A quick glance through transactions sent to the DAI-xDAI bridge contract highlights a couple spikes in the numbers, in Dec 2019 and March-May 2020. Closer inspection shows that the Dec 2019 spike was due to a migration from SAI to DAI while starting from March 2020, DAI reserves have been put to use earning returns by conversion into CHAI. At a rate of 2% APY, $60,000 put into CHAI at the end of March would have provided a decent return of about $300 by end of June.
Removing these outliers, we can see the deposit history of xDAI more clearly. Both deposits and withdrawals had modest growth at the start of 2019 before dropping down from October. April and May 2020 saw a large bounce up, although these primarily involved 3 wallets making large transactions.
The total value within xDAI show it to be a niche product so far.
Another solution that has been live for some time is Loopring‘s decentralized exchange (DEX). Using zkRollups, it is able to process transactions far more efficiently than normal DEXs.

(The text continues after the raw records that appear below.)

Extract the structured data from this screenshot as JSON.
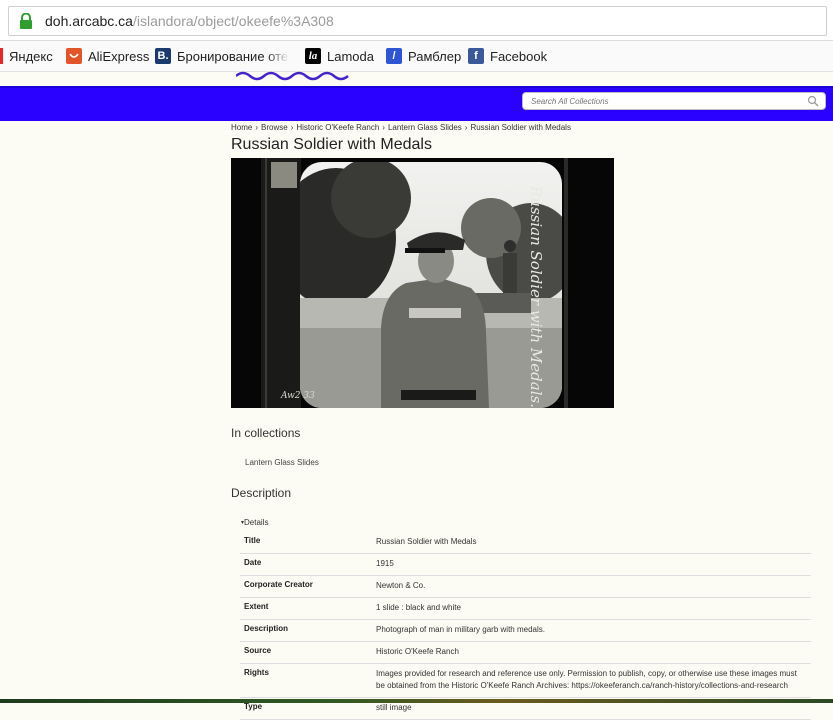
{
  "browser": {
    "url_host": "doh.arcabc.ca",
    "url_path": "/islandora/object/okeefe%3A308",
    "bookmarks": [
      {
        "label": "Яндекс",
        "icon": "yandex-icon",
        "color": "#e8262a"
      },
      {
        "label": "AliExpress",
        "icon": "aliexpress-icon",
        "color": "#e2542a"
      },
      {
        "label": "Бронирование отеле",
        "icon": "booking-icon",
        "color": "#1a3a6e"
      },
      {
        "label": "Lamoda",
        "icon": "lamoda-icon",
        "color": "#000000"
      },
      {
        "label": "Рамблер",
        "icon": "rambler-icon",
        "color": "#2f55d4"
      },
      {
        "label": "Facebook",
        "icon": "facebook-icon",
        "color": "#3b5998"
      }
    ]
  },
  "header": {
    "brand_color": "#2a00ff",
    "search_placeholder": "Search All Collections"
  },
  "breadcrumb": [
    "Home",
    "Browse",
    "Historic O'Keefe Ranch",
    "Lantern Glass Slides",
    "Russian Soldier with Medals"
  ],
  "page_title": "Russian Soldier with Medals",
  "photo": {
    "handwritten_caption": "Russian Soldier with Medals.",
    "corner_mark": "Aw2 33"
  },
  "collections": {
    "heading": "In collections",
    "items": [
      "Lantern Glass Slides"
    ]
  },
  "description": {
    "heading": "Description",
    "details_toggle": "Details",
    "rows": [
      {
        "key": "Title",
        "value": "Russian Soldier with Medals"
      },
      {
        "key": "Date",
        "value": "1915"
      },
      {
        "key": "Corporate Creator",
        "value": "Newton & Co."
      },
      {
        "key": "Extent",
        "value": "1 slide : black and white"
      },
      {
        "key": "Description",
        "value": "Photograph of man in military garb with medals."
      },
      {
        "key": "Source",
        "value": "Historic O'Keefe Ranch"
      },
      {
        "key": "Rights",
        "value": "Images provided for research and reference use only. Permission to publish, copy, or otherwise use these images must be obtained from the Historic O'Keefe Ranch Archives: https://okeeferanch.ca/ranch-history/collections-and-research"
      },
      {
        "key": "Type",
        "value": "still image"
      }
    ]
  }
}
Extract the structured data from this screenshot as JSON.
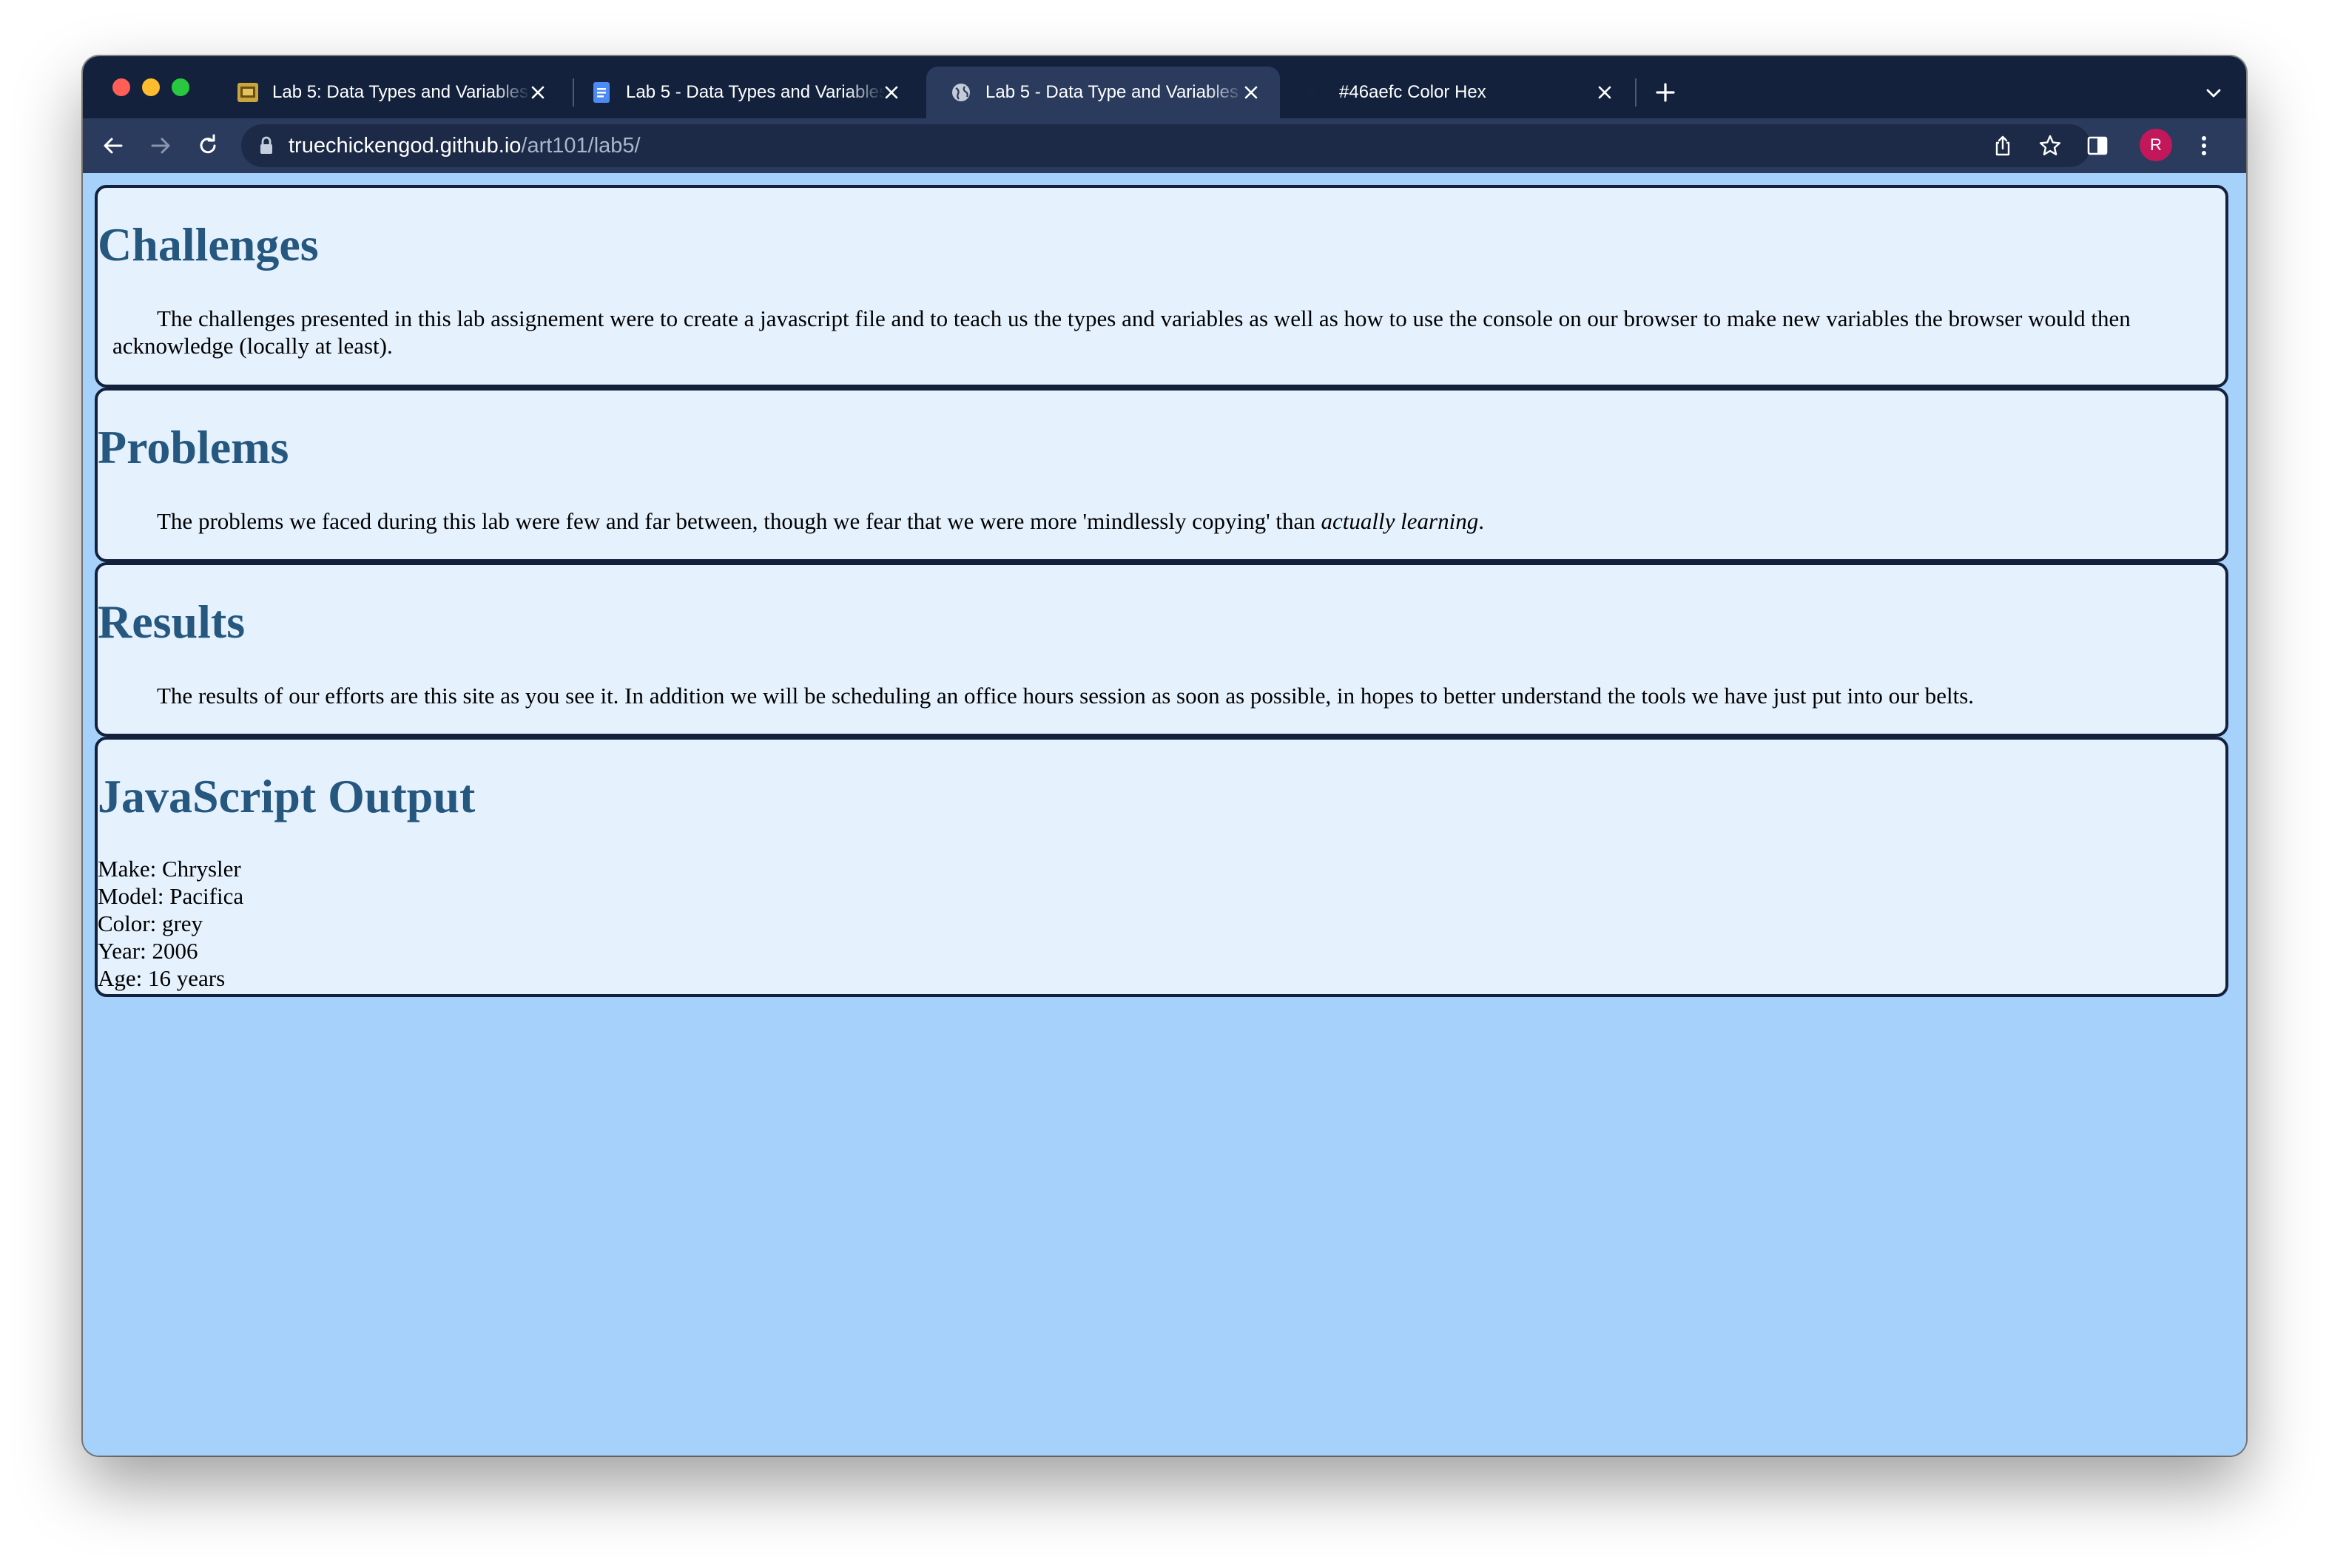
{
  "browser": {
    "tabs": [
      {
        "title": "Lab 5: Data Types and Variables",
        "favicon": "lab-logo-icon",
        "active": false
      },
      {
        "title": "Lab 5 - Data Types and Variables",
        "favicon": "docs-icon",
        "active": false
      },
      {
        "title": "Lab 5 - Data Type and Variables",
        "favicon": "globe-icon",
        "active": true
      },
      {
        "title": "#46aefc Color Hex",
        "favicon": "colorhex-icon",
        "active": false
      }
    ],
    "url_host": "truechickengod.github.io",
    "url_path": "/art101/lab5/",
    "profile_initial": "R"
  },
  "colors": {
    "page_background": "#a6d1fa",
    "section_background": "#e5f2fe",
    "heading": "#26577f",
    "border": "#13213d",
    "tabstrip": "#13213d",
    "toolbar": "#2a3b5e"
  },
  "page": {
    "challenges": {
      "heading": "Challenges",
      "text": "The challenges presented in this lab assignement were to create a javascript file and to teach us the types and variables as well as how to use the console on our browser to make new variables the browser would then acknowledge (locally at least)."
    },
    "problems": {
      "heading": "Problems",
      "text_before": "The problems we faced during this lab were few and far between, though we fear that we were more 'mindlessly copying' than ",
      "text_emphasis": "actually learning",
      "text_after": "."
    },
    "results": {
      "heading": "Results",
      "text": "The results of our efforts are this site as you see it. In addition we will be scheduling an office hours session as soon as possible, in hopes to better understand the tools we have just put into our belts."
    },
    "output": {
      "heading": "JavaScript Output",
      "lines": [
        "Make: Chrysler",
        "Model: Pacifica",
        "Color: grey",
        "Year: 2006",
        "Age: 16 years"
      ]
    }
  }
}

ETH and LRC clearly make the bulk of deposits. March and June saw massive spikes, with other tokens playing more of a part in the latter month. In both months the amount deposited exceeded $3 million.
Taking out ETH and LRC (Loopring’s token) from the equation allow us to see how other tokens are performing. Unsurprisingly, USDT has the highest deposit amounts out of the rest. More surprisingly are the next two largest tokens — KEEP and DXD. Neither are the most popular tokens out of those listed, but both show clear traction in terms of getting on to Loopring. Overall, we see that deposits of tokens started a growing trend in May.
Another angle to look at is the average USD value per deposit. This metric helps highlight whether the market for a token started with many participants or with a small number of whales. We can see that KEEP had a higher average than others in May. This could be due to the fact that KEEP was just recently released to the market, and the depositors in May were a small number of early holders. Even though ETH made up a big chunk of deposits, the average value per depositor is tiny, indicating a wide distribution of users.
As a DEX, Loopring has a clear use case and looks set to grow the total value held on chain. It is however still a long way for them to climb up the DEX leaderboard.
Tornado Cash is a Layer 2 mixer rather than a scaling solution. It helps users obfuscate their transactions and maintain privacy over their flow of funds.
The striking thing when looking at Tornado Cash data is the sea of Ether. While stablecoins are theoretically available for use, almost the entire volume flowing through Tornado is in Ethereum.
The average number of deposits for Ether is more than 1,000 per month. In contrast, the number of monthly deposits for the other tokens combined were well below 100. It might take you weeks before you can sufficiently mix your tokens!
Most Tornado Cash users seem to move their funds in and out within days. Daily volume has regularly been above $100,000 since May but for large whales, moving sums more than this amount may be too conspicuous at this point.
One recent use case of Tornado Cash was in the recent hack/exploit on Balancer. The attacker used Tornado Cash to hide their source of funds, withdrawing a total of 0.5 ETH on June 27 which was then used to deploy the attacking smart contract.
Perhaps a good (in the practical, not moral sense) measure of Tornado Cash’s success so far is whether the attacker is able to avoid tracking by authorities by their use of the mixer.
Notes for any authorities (or amateur sleuths) reading — one way to start could be to look at ETH depositors x days prior to the attack and triangulate those with addresses that had recently interacted with dYdX or Balancer!
One common strand across the three Layer 2 solutions above are the as-yet low numbers. With more players coming into the game, user demand growing and gas fees remaining stubbornly high, it is only a matter of time before these numbers go up.